Anyhow I feel like we're drifting off topic.
To bring us somewhat back
on topic...
The bounty system is interesting because of what it encourages.
You're right in that it was not the most internally consistent metric ever developed, however
@Ford Prefect's right in that it is probably the best that's been seen to date.
Numbers Getting Bigger is something people like and Oda made the trope more substantial because it represents not only strength, but impact: the government (your enemy) respects you this much and is willing to shell out exactly this much for your corpse. When the Straw Hats squee/quail in horror at their rising bounties, it's not an acknowledgement of 'my ATK stat is this much more potent' but rather 'WOW WE JUST DID A REALLY BIG THING THERE.'
The fact is the bounty system encourages a certain sort of storytelling. You don't get wrapped up in training shenanigans because it's not strength that gets measured it's plot: what you do makes your bounty go up. When Goku's PL rises to over 9000 all that means is that he's a lot stronger than he was at PL 4000. When Luffy rescues Robin and everyone was like holy shit, the WG gave them all bounties and it was a very satisfying shounen-esque resolution. It has impact, it has style and it puts a period to what tends to be a really notable arc.
For example, other than the over 9000 bit that was inexplicably pounded into the internet's collective psyche, I don't remember or care what Goku's PL was at any point. I think he may have hit a million when he went SSJ for the first time, but I'm not sure - it could've been ten million or a hundred million, but in the end it's all just numbers.
But you bet your ass I remember when Luffy's bounty first hit 100 million (he'd just defeated Crocodile) and when it hit 300 million (rescued Robin).

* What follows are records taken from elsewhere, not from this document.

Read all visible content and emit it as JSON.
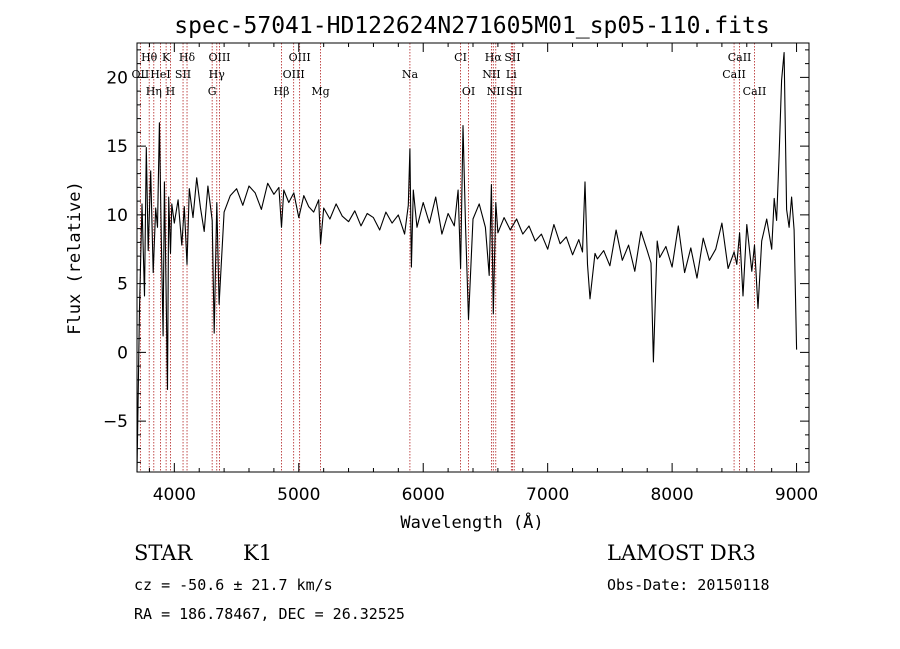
{
  "chart_data": {
    "type": "line",
    "title": "spec-57041-HD122624N271605M01_sp05-110.fits",
    "xlabel": "Wavelength (Å)",
    "ylabel": "Flux (relative)",
    "xlim": [
      3700,
      9100
    ],
    "ylim": [
      -8.7,
      22.5
    ],
    "xticks": [
      4000,
      5000,
      6000,
      7000,
      8000,
      9000
    ],
    "yticks": [
      -5,
      0,
      5,
      10,
      15,
      20
    ],
    "grid": false,
    "legend": "none",
    "spectral_lines": [
      {
        "label": "Hθ",
        "wavelength": 3798,
        "row": 0
      },
      {
        "label": "K",
        "wavelength": 3934,
        "row": 0
      },
      {
        "label": "Hδ",
        "wavelength": 4102,
        "row": 0
      },
      {
        "label": "OIII",
        "wavelength": 4363,
        "row": 0
      },
      {
        "label": "OIII",
        "wavelength": 5007,
        "row": 0
      },
      {
        "label": "CI",
        "wavelength": 6300,
        "row": 0
      },
      {
        "label": "Hα",
        "wavelength": 6563,
        "row": 0
      },
      {
        "label": "SII",
        "wavelength": 6717,
        "row": 0
      },
      {
        "label": "CaII",
        "wavelength": 8542,
        "row": 0
      },
      {
        "label": "OII",
        "wavelength": 3727,
        "row": 1
      },
      {
        "label": "HeI",
        "wavelength": 3889,
        "row": 1
      },
      {
        "label": "SII",
        "wavelength": 4070,
        "row": 1
      },
      {
        "label": "Hγ",
        "wavelength": 4341,
        "row": 1
      },
      {
        "label": "OIII",
        "wavelength": 4959,
        "row": 1
      },
      {
        "label": "Na",
        "wavelength": 5893,
        "row": 1
      },
      {
        "label": "NII",
        "wavelength": 6548,
        "row": 1
      },
      {
        "label": "Li",
        "wavelength": 6708,
        "row": 1
      },
      {
        "label": "CaII",
        "wavelength": 8498,
        "row": 1
      },
      {
        "label": "Hη",
        "wavelength": 3835,
        "row": 2
      },
      {
        "label": "H",
        "wavelength": 3969,
        "row": 2
      },
      {
        "label": "G",
        "wavelength": 4304,
        "row": 2
      },
      {
        "label": "Hβ",
        "wavelength": 4861,
        "row": 2
      },
      {
        "label": "Mg",
        "wavelength": 5175,
        "row": 2
      },
      {
        "label": "OI",
        "wavelength": 6364,
        "row": 2
      },
      {
        "label": "NII",
        "wavelength": 6583,
        "row": 2
      },
      {
        "label": "SII",
        "wavelength": 6731,
        "row": 2
      },
      {
        "label": "CaII",
        "wavelength": 8662,
        "row": 2
      }
    ],
    "series": [
      {
        "x": [
          3700,
          3720,
          3740,
          3760,
          3775,
          3790,
          3810,
          3830,
          3850,
          3865,
          3880,
          3895,
          3910,
          3920,
          3934,
          3945,
          3955,
          3969,
          3980,
          4000,
          4030,
          4060,
          4080,
          4102,
          4120,
          4150,
          4180,
          4210,
          4240,
          4270,
          4304,
          4320,
          4341,
          4360,
          4400,
          4450,
          4500,
          4550,
          4600,
          4650,
          4700,
          4750,
          4800,
          4840,
          4861,
          4880,
          4920,
          4960,
          5000,
          5040,
          5080,
          5120,
          5160,
          5175,
          5200,
          5250,
          5300,
          5350,
          5400,
          5450,
          5500,
          5550,
          5600,
          5650,
          5700,
          5750,
          5800,
          5850,
          5880,
          5893,
          5905,
          5920,
          5950,
          6000,
          6050,
          6100,
          6150,
          6200,
          6250,
          6280,
          6300,
          6320,
          6340,
          6364,
          6400,
          6450,
          6500,
          6530,
          6548,
          6563,
          6583,
          6600,
          6650,
          6700,
          6750,
          6800,
          6850,
          6900,
          6950,
          7000,
          7050,
          7100,
          7150,
          7200,
          7250,
          7280,
          7300,
          7320,
          7340,
          7380,
          7400,
          7450,
          7500,
          7550,
          7600,
          7650,
          7700,
          7750,
          7800,
          7830,
          7850,
          7880,
          7900,
          7950,
          8000,
          8050,
          8100,
          8150,
          8200,
          8250,
          8300,
          8350,
          8400,
          8450,
          8498,
          8520,
          8542,
          8570,
          8600,
          8640,
          8662,
          8690,
          8720,
          8760,
          8800,
          8820,
          8840,
          8860,
          8880,
          8900,
          8920,
          8940,
          8960,
          8980,
          9000
        ],
        "values": [
          -8.7,
          3.2,
          10.8,
          4.1,
          14.9,
          7.4,
          13.2,
          5.8,
          10.5,
          9.1,
          16.7,
          8.3,
          1.2,
          12.4,
          4.5,
          -2.7,
          11.3,
          7.2,
          10.8,
          9.4,
          11.1,
          7.8,
          10.6,
          6.4,
          11.9,
          9.8,
          12.7,
          10.5,
          8.8,
          12.1,
          9.6,
          1.4,
          10.9,
          3.5,
          10.2,
          11.4,
          11.9,
          10.7,
          12.1,
          11.6,
          10.4,
          12.3,
          11.5,
          12.0,
          9.1,
          11.8,
          10.9,
          11.6,
          9.8,
          11.4,
          10.6,
          10.2,
          11.1,
          7.9,
          10.5,
          9.7,
          10.8,
          9.9,
          9.5,
          10.3,
          9.2,
          10.1,
          9.8,
          8.9,
          10.2,
          9.4,
          10.0,
          8.6,
          10.7,
          14.8,
          6.2,
          11.8,
          9.1,
          10.9,
          9.4,
          11.3,
          8.6,
          10.1,
          9.2,
          11.8,
          6.1,
          16.5,
          9.3,
          2.4,
          9.7,
          10.8,
          9.1,
          5.6,
          12.2,
          2.8,
          10.9,
          8.7,
          9.8,
          8.9,
          9.7,
          8.6,
          9.2,
          8.1,
          8.6,
          7.5,
          9.3,
          7.9,
          8.4,
          7.1,
          8.2,
          7.3,
          12.4,
          6.4,
          3.9,
          7.2,
          6.8,
          7.4,
          6.3,
          8.9,
          6.7,
          7.8,
          5.9,
          8.8,
          7.4,
          6.5,
          -0.7,
          8.1,
          6.9,
          7.7,
          6.2,
          9.2,
          5.8,
          7.6,
          5.4,
          8.3,
          6.7,
          7.5,
          9.4,
          6.1,
          7.3,
          6.4,
          8.7,
          4.1,
          9.3,
          5.9,
          7.8,
          3.2,
          8.1,
          9.7,
          7.5,
          11.2,
          9.6,
          14.3,
          19.8,
          21.8,
          10.4,
          9.1,
          11.3,
          8.9,
          0.2
        ]
      }
    ]
  },
  "info": {
    "object_class": "STAR",
    "subclass": "K1",
    "survey": "LAMOST DR3",
    "cz": "cz = -50.6 ± 21.7 km/s",
    "obs_date": "Obs-Date: 20150118",
    "coords": "RA = 186.78467, DEC =  26.32525"
  }
}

That is one
hell of a trick. People like Numbers Going Up but no one actually cares about them. Oda associates those numbers with his arcs and you go:
holy shit!
When other people get to where the Straw Hats are and have similar bounties you know, right off the bat, that they have had adventures and did things that are similar to what the Straw Hats did. It's a shorthand for 'a
lot of shit went down that you didn't see and these are notable people'.
Oda's bounties are half-PL, half-reputation. That they don't always intersect perfectly is a consequence of the medium and the needs of that medium: sometimes you need to hype people up, and sometimes it's obvious that the PL mechanic of a series that was planned to last five years could not really survive one that went on for 10, then 15, then 20 (One Piece is about that old, right? It's not just me?) and the inevitable inflation that accompanies a setting where one of the main points is that the villains you're facing couldn't hack it out there in the 'real' world.
But what's best about the One Piece bounty system is what gets left unsaid. Certain people just never get their PL measured. We never find out what Whitebeard's bounty was (nothing would suffice - it would have cheapened his reputation) or Roger or even Big Mom whom the Straw Hats are fighting right this second. When an enemy gets announced as having X bounty, it either serves to hype up their fight, save time, or go 'this guy will be notable later on, remember them'. But when someone
doesn't have a bounty it's because Oda mentioned them three hundred chapters ago and they don't
need a bounty.
I think, ultimately, that's the problem with a system that measures everything and gives it a number. Once you introduce that you can't
stop it from taking over everything else. The bounty system, on the other hand, can be carefully shooed away when you need to be a little more serious or reintroduced for comedy and other such things.